Thank you for contacting us. We will get back to you shortly.
July 19, 2016 - by Casey Bisson
The conventional wisdom is that containers are great for stateless applications, but inappropriate for stateful apps with persistent data. If this is true, it's not because the technology isn't up to it, it's because the patterns for managing persistent data and stateful applications are not commonly understood. The challenge isn't so much about how to persist state, but how to do so without compromising the agility and automation that we love about containerization in the first place.
I have seen this future where applications of all types can be easily and automatically deployed, where scaling -- even for clustered systems with persistent state -- can be done with a button press, and even backups and recovery are automatic. Let me show you how....
Most applications, even those we call "stateless," keep some sort of state. That state can be as simple as where the application is in the execution flow, or as important as my Pokemons' CP (or my bank account). "Stateless" and "stateful" don't so much describe the application as the value of the data that makes up its state and the cost of recovering it.
A random number generator is stateless because we expect a different value from it every time we run it. We could easily Dockerize it, and if the instance fails, we can re-provision it elsewhere without worrying about it changing its behavior because it's now running on a new host.
My bank account, however, is not stateless. If the bank account app has to be re-provisioned on a new server, it better have all the same data as it had on the first server, or else a number of people are going to be angry. We can all hope for a bank error in our favor, but even then somebody's angry.
Yet statefulness is not strictly dependent on the type of data represented by the application. Consider an in-memory cache like memcached. Memcached is often used to hold very valuable data, including banking data, but we don't consider it stateful because we've constructed our applications in such a way that we can recover memcached's state. There's a performance cost when doing so, but no unique data is lost.

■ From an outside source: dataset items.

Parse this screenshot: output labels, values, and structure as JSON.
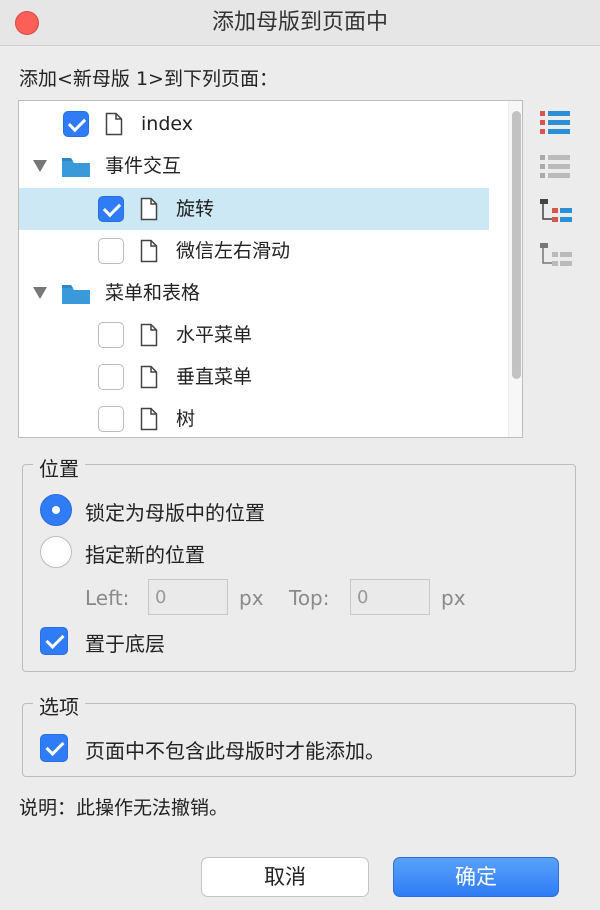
{
  "window": {
    "title": "添加母版到页面中"
  },
  "instruction": "添加<新母版 1>到下列页面：",
  "tree": [
    {
      "label": "index",
      "type": "page",
      "checked": true,
      "level": 1
    },
    {
      "label": "事件交互",
      "type": "folder",
      "expanded": true,
      "level": 0
    },
    {
      "label": "旋转",
      "type": "page",
      "checked": true,
      "level": 2,
      "selected": true
    },
    {
      "label": "微信左右滑动",
      "type": "page",
      "checked": false,
      "level": 2
    },
    {
      "label": "菜单和表格",
      "type": "folder",
      "expanded": true,
      "level": 0
    },
    {
      "label": "水平菜单",
      "type": "page",
      "checked": false,
      "level": 2
    },
    {
      "label": "垂直菜单",
      "type": "page",
      "checked": false,
      "level": 2
    },
    {
      "label": "树",
      "type": "page",
      "checked": false,
      "level": 2
    }
  ],
  "side_tools": [
    "check-all-icon",
    "uncheck-all-icon",
    "check-children-icon",
    "uncheck-children-icon"
  ],
  "position": {
    "group_title": "位置",
    "option_lock": "锁定为母版中的位置",
    "option_custom": "指定新的位置",
    "selected": "lock",
    "left_label": "Left:",
    "left_value": "0",
    "top_label": "Top:",
    "top_value": "0",
    "unit": "px",
    "bottom_layer_label": "置于底层",
    "bottom_layer_checked": true
  },
  "options": {
    "group_title": "选项",
    "only_if_missing_label": "页面中不包含此母版时才能添加。",
    "only_if_missing_checked": true
  },
  "note": "说明：此操作无法撤销。",
  "buttons": {
    "cancel": "取消",
    "ok": "确定"
  },
  "colors": {
    "accent": "#2f7cf6",
    "selection": "#cde8f5",
    "close": "#fc5f57",
    "folder": "#3a9ad9"
  }
}
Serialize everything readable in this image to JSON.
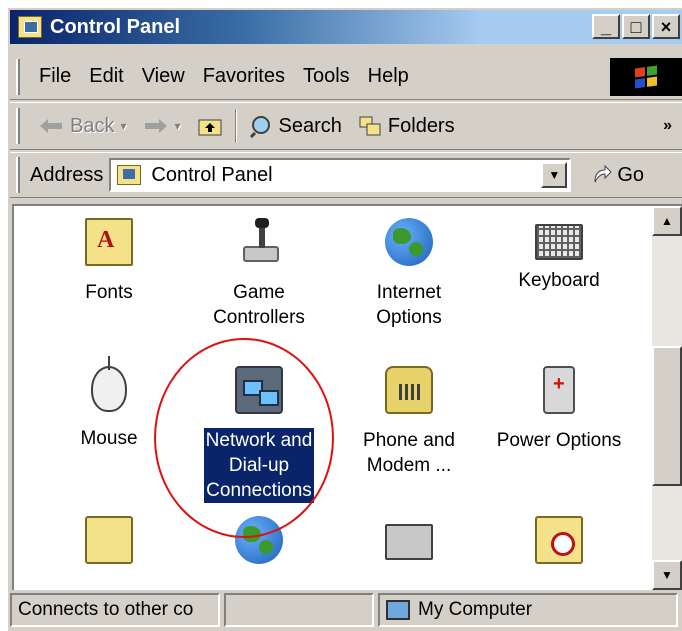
{
  "window": {
    "title": "Control Panel"
  },
  "title_buttons": [
    "_",
    "□",
    "×"
  ],
  "menubar": {
    "items": [
      "File",
      "Edit",
      "View",
      "Favorites",
      "Tools",
      "Help"
    ]
  },
  "toolbar": {
    "back_label": "Back",
    "search_label": "Search",
    "folders_label": "Folders",
    "overflow": "»"
  },
  "address": {
    "label": "Address",
    "value": "Control Panel",
    "go_label": "Go"
  },
  "content": {
    "items": [
      {
        "label": "Fonts",
        "icon": "fonts-icon"
      },
      {
        "label": "Game\nControllers",
        "icon": "game-controller-icon"
      },
      {
        "label": "Internet\nOptions",
        "icon": "internet-options-icon"
      },
      {
        "label": "Keyboard",
        "icon": "keyboard-icon"
      },
      {
        "label": "Mouse",
        "icon": "mouse-icon"
      },
      {
        "label": "Network and\nDial-up\nConnections",
        "icon": "network-icon",
        "selected": true
      },
      {
        "label": "Phone and\nModem ...",
        "icon": "phone-icon"
      },
      {
        "label": "Power Options",
        "icon": "power-icon"
      }
    ],
    "lines": {
      "fonts": "Fonts",
      "game1": "Game",
      "game2": "Controllers",
      "inet1": "Internet",
      "inet2": "Options",
      "keyboard": "Keyboard",
      "mouse": "Mouse",
      "net1": "Network and",
      "net2": "Dial-up",
      "net3": "Connections",
      "phone1": "Phone and",
      "phone2": "Modem ...",
      "power": "Power Options"
    }
  },
  "statusbar": {
    "description": "Connects to other co",
    "zone": "My Computer"
  },
  "colors": {
    "selection": "#0a246a",
    "highlight_circle": "#e01010",
    "window_face": "#d4d0c8"
  }
}
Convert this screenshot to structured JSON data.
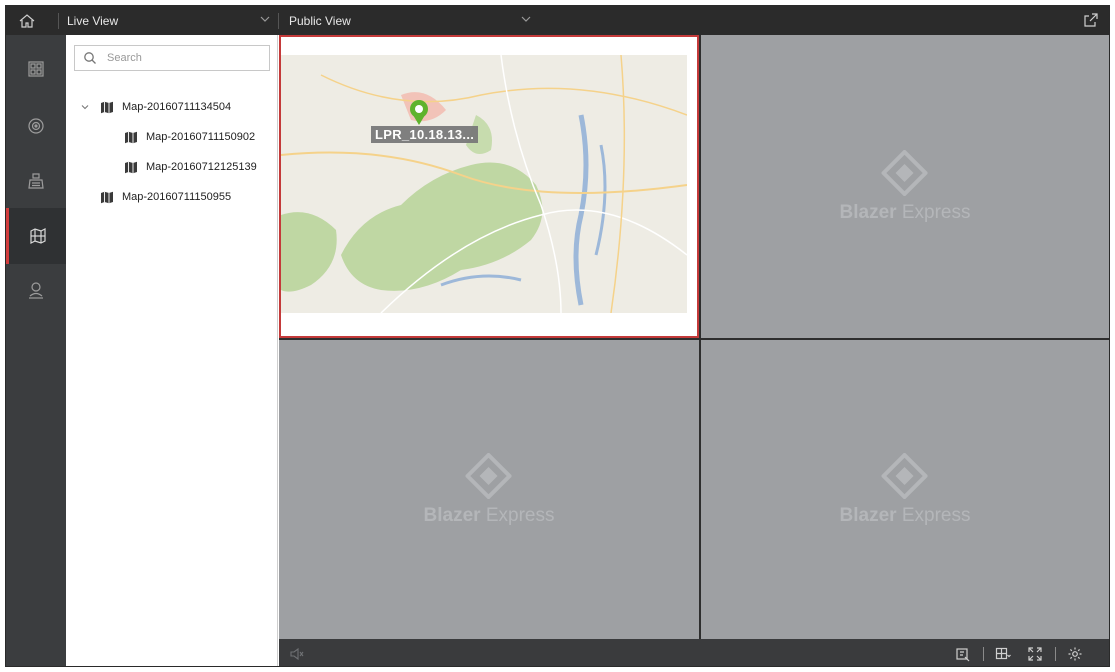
{
  "topbar": {
    "module_title": "Live View",
    "view_title": "Public View"
  },
  "rail": {
    "items": [
      "layout-icon",
      "camera-icon",
      "pos-icon",
      "map-icon",
      "person-icon"
    ],
    "active": "map-icon"
  },
  "tree": {
    "search_placeholder": "Search",
    "nodes": [
      {
        "label": "Map-20160711134504",
        "level": 0,
        "expanded": true
      },
      {
        "label": "Map-20160711150902",
        "level": 1
      },
      {
        "label": "Map-20160712125139",
        "level": 1
      },
      {
        "label": "Map-20160711150955",
        "level": 0
      }
    ]
  },
  "grid": {
    "camera_label": "LPR_10.18.13...",
    "placeholder_brand_bold": "Blazer",
    "placeholder_brand_light": " Express"
  },
  "colors": {
    "accent": "#c43a3a",
    "topbar": "#2b2b2b",
    "rail": "#3b3d3f",
    "pane": "#9ea0a3"
  }
}
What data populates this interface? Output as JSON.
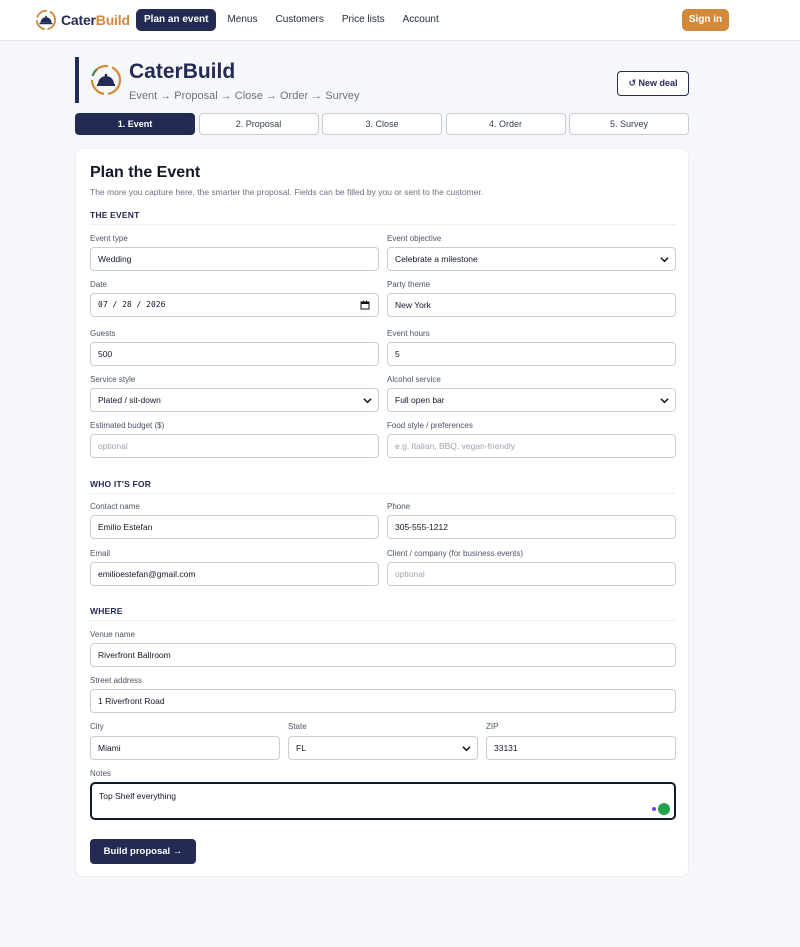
{
  "brand": {
    "name_part1": "Cater",
    "name_part2": "Build"
  },
  "nav": {
    "items": [
      {
        "label": "Plan an event",
        "active": true
      },
      {
        "label": "Menus"
      },
      {
        "label": "Customers"
      },
      {
        "label": "Price lists"
      },
      {
        "label": "Account"
      }
    ],
    "signin_label": "Sign in"
  },
  "header": {
    "title": "CaterBuild",
    "subtitle": "Event → Proposal → Close → Order → Survey",
    "new_deal_label": "↺ New deal"
  },
  "steps": [
    {
      "label": "1. Event",
      "active": true
    },
    {
      "label": "2. Proposal"
    },
    {
      "label": "3. Close"
    },
    {
      "label": "4. Order"
    },
    {
      "label": "5. Survey"
    }
  ],
  "form": {
    "title": "Plan the Event",
    "description": "The more you capture here, the smarter the proposal. Fields can be filled by you or sent to the customer.",
    "sections": {
      "event": "THE EVENT",
      "who": "WHO IT'S FOR",
      "where": "WHERE"
    },
    "event_type": {
      "label": "Event type",
      "value": "Wedding"
    },
    "event_objective": {
      "label": "Event objective",
      "value": "Celebrate a milestone"
    },
    "date": {
      "label": "Date",
      "value": "07 / 28 / 2026"
    },
    "party_theme": {
      "label": "Party theme",
      "value": "New York"
    },
    "guests": {
      "label": "Guests",
      "value": "500"
    },
    "event_hours": {
      "label": "Event hours",
      "value": "5"
    },
    "service_style": {
      "label": "Service style",
      "value": "Plated / sit-down"
    },
    "alcohol_service": {
      "label": "Alcohol service",
      "value": "Full open bar"
    },
    "budget": {
      "label": "Estimated budget ($)",
      "placeholder": "optional"
    },
    "food_style": {
      "label": "Food style / preferences",
      "placeholder": "e.g. Italian, BBQ, vegan-friendly"
    },
    "contact_name": {
      "label": "Contact name",
      "value": "Emilio Estefan"
    },
    "phone": {
      "label": "Phone",
      "value": "305-555-1212"
    },
    "email": {
      "label": "Email",
      "value": "emilioestefan@gmail.com"
    },
    "company": {
      "label": "Client / company (for business events)",
      "placeholder": "optional"
    },
    "venue": {
      "label": "Venue name",
      "value": "Riverfront Ballroom"
    },
    "street": {
      "label": "Street address",
      "value": "1 Riverfront Road"
    },
    "city": {
      "label": "City",
      "value": "Miami"
    },
    "state": {
      "label": "State",
      "value": "FL"
    },
    "zip": {
      "label": "ZIP",
      "value": "33131"
    },
    "notes": {
      "label": "Notes",
      "value": "Top Shelf everything"
    },
    "build_label": "Build proposal →"
  },
  "colors": {
    "navy": "#232b55",
    "orange": "#d4893a"
  }
}
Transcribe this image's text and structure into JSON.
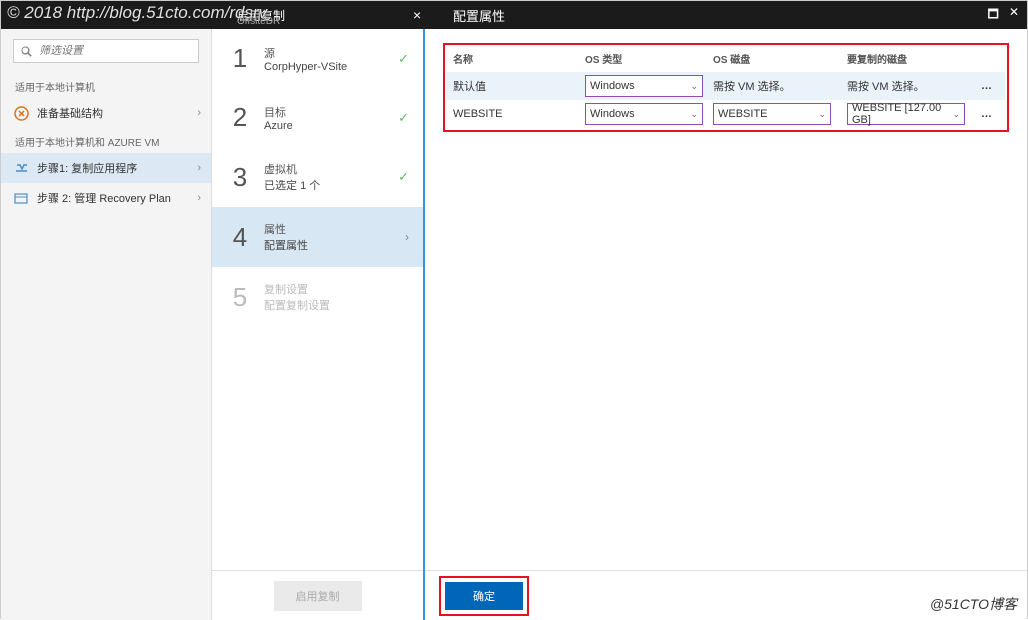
{
  "watermark": {
    "topleft": "© 2018 http://blog.51cto.com/rdsrv",
    "bottomright": "@51CTO博客"
  },
  "topbar": {
    "title1": "启用复制",
    "subtitle": "OffsiteDR",
    "title2": "配置属性"
  },
  "sidebar": {
    "search_placeholder": "筛选设置",
    "section1": "适用于本地计算机",
    "item_prepare": "准备基础结构",
    "section2": "适用于本地计算机和 AZURE VM",
    "item_step1": "步骤1: 复制应用程序",
    "item_step2": "步骤 2: 管理 Recovery Plan"
  },
  "wizard": {
    "steps": [
      {
        "num": "1",
        "label": "源",
        "sub": "CorpHyper-VSite"
      },
      {
        "num": "2",
        "label": "目标",
        "sub": "Azure"
      },
      {
        "num": "3",
        "label": "虚拟机",
        "sub": "已选定 1 个"
      },
      {
        "num": "4",
        "label": "属性",
        "sub": "配置属性"
      },
      {
        "num": "5",
        "label": "复制设置",
        "sub": "配置复制设置"
      }
    ],
    "footer_btn": "启用复制"
  },
  "detail": {
    "headers": {
      "name": "名称",
      "ostype": "OS 类型",
      "osdisk": "OS 磁盘",
      "repdisk": "要复制的磁盘"
    },
    "rows": [
      {
        "name": "默认值",
        "ostype": "Windows",
        "osdisk": "需按 VM 选择。",
        "repdisk": "需按 VM 选择。",
        "hl": true,
        "osdisk_sel": false,
        "repdisk_sel": false
      },
      {
        "name": "WEBSITE",
        "ostype": "Windows",
        "osdisk": "WEBSITE",
        "repdisk": "WEBSITE [127.00 GB]",
        "hl": false,
        "osdisk_sel": true,
        "repdisk_sel": true
      }
    ],
    "confirm_btn": "确定"
  }
}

State and the statefullness of an app is truly about the cost of recovery of that state, and that cost can depend on the nature of the data that represents the state and the architecture of the application.
This starts out easy. On our laptops, data in RAM is not persistent, but data on the hard drive (or SSD, praise SSDs) is persistent until we delete it (or the device fails). But in the cloud, and any time we're building resilient applications, this simple notion of persistence gets more complex.
Increasingly, we want servers to be disposable. Sometimes we call this immutable infrastructure, but the goal is that we can go to any server anywhere and run our app. And, if that server fails, we can throw it away -- dispose of it -- and go to another. This is necessary in public clouds because we're just renting the server, or a portion of it, and it's necessary for resilient applications because we have to build them in a way that can survive the failure of the hosting infrastructure.
But, the disposability of the servers is incompatible with our understanding of persistence of data that we learned from our laptops. How can we build stateful applications with persistent data if we don't have any claim to the hard drives or SSDs on which we're persisting our data?
Some clouds and a handful of vendors introduced an expensive twist on persistent data: move the data to a different set of servers and connect it back to the application servers over a network of some sort. That network could be fiber channel or TCP/IP, but it's a network, and it increases the distance between the data and the applications that need it. As distance increases, so do error rates and latency, while throughput and maximum performance decline. ...And those increased error rates include network partitions that separate the applications from their data.
Putting data in a different set of servers and connecting it over the network doesn't make the data any more persistent, but it does make it more portable. Unfortunately, the systems that most need persistent data are often those that suffer the most by the poor and unreliable performance of remote storage. Most database vendors, for example, caution users of poor performance when using remote storage, and that's when it's working well. The failure modes of remote storage are rather spectacular (example 1, and 2, and a cautionary tale), raising both the costs and stakes of solutions that attempt to make persistent data portable at the infrastructure level.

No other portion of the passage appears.